Motown singer Diana Ross has been arrested by police on suspicion of drinking and driving after her car was seen swerving across a road.

The 58-year-old performer was pulled over by police in Tucson, Arizona after a motorist reported seeing a white Honda Accord driving erratically the wrong way down a road in the early hours of the morning.

The star failed a "field sobriety test" which included walking in a straight line and touching the tip of her nose. When asked to stand on one leg she fell over, according to the officers. She was also unable to recite the alphabet or give the correct time and date.

A breath-test taken on the roadside revealed Ms Ross had a blood alcohol level of 0.20% - more than twice Arizona's legal limit of 0.08%.

'Polite and cooperative'

Police sergeant Judy Altieri, of Arizona police, said: "This is what would be considered extreme DUI (driving under the influence)."

Ms Ross, who was described by the officers as "polite and cooperative" even though she denied she had been drinking, was charged with three driving offences.

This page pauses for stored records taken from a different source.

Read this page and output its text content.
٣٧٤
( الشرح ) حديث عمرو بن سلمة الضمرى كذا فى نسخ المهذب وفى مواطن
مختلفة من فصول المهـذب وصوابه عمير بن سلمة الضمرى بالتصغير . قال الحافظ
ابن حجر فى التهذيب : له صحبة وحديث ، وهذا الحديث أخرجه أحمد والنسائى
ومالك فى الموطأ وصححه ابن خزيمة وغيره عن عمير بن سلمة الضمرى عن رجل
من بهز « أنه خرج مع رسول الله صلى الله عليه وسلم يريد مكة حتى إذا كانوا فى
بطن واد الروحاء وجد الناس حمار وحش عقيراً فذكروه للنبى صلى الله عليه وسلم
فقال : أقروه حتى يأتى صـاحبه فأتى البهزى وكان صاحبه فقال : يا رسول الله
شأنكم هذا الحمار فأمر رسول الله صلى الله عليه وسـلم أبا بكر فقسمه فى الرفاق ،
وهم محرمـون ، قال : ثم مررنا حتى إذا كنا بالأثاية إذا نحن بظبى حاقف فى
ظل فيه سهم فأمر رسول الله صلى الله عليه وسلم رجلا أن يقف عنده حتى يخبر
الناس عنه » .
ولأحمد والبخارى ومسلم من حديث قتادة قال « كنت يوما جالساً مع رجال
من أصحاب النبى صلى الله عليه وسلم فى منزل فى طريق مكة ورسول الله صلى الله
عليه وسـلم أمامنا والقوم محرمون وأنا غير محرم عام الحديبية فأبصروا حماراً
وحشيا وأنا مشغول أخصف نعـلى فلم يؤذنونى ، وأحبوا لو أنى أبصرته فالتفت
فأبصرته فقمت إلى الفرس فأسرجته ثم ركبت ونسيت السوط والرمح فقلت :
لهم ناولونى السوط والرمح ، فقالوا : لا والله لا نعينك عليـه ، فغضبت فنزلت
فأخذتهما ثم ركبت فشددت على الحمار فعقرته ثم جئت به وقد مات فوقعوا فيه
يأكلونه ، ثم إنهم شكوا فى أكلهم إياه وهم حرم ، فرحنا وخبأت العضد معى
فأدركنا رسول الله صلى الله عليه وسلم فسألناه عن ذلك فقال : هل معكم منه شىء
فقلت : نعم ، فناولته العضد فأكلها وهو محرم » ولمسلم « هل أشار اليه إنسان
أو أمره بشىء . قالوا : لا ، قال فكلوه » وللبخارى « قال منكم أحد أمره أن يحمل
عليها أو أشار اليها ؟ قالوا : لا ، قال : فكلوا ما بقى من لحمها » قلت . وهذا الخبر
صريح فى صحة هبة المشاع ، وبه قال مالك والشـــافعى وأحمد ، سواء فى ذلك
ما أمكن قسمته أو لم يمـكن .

She was later released into the custody of a friend and will appear in court on 13 January.

Diana Ross rose to stardom in the 1960s with the Supremes with hits such as Stop in the Name of Love and Where did our Love Go?

She embarked on her solo career in the 1970s. Two of her biggest hits included Chain Reaction and Ain't No Mountain High Enough.

In May this year Ms Ross, a mother of five children, voluntarily checked into a drug and alcohol rehabilitation centre in California before the start of her summer tour.

Three years ago the star was arrested at Heathrow airport in London after a fracas with a security guard. She was released with a caution.

In Context
Diana Ross was sentenced to two days in jail in February 2004 after she admitted drinking and driving.

She was also sentenced to two years' unsupervised probation for the offence. Two further charges against her were dropped.

She served her sentence almost immediately but in March 2004 it was revealed she had served her time in bursts of six to eight hours and had been given a free rein to come and go as she pleased.

She was then ordered to return to jail to serve 48 consecutive hours but the following month that decision was overturned.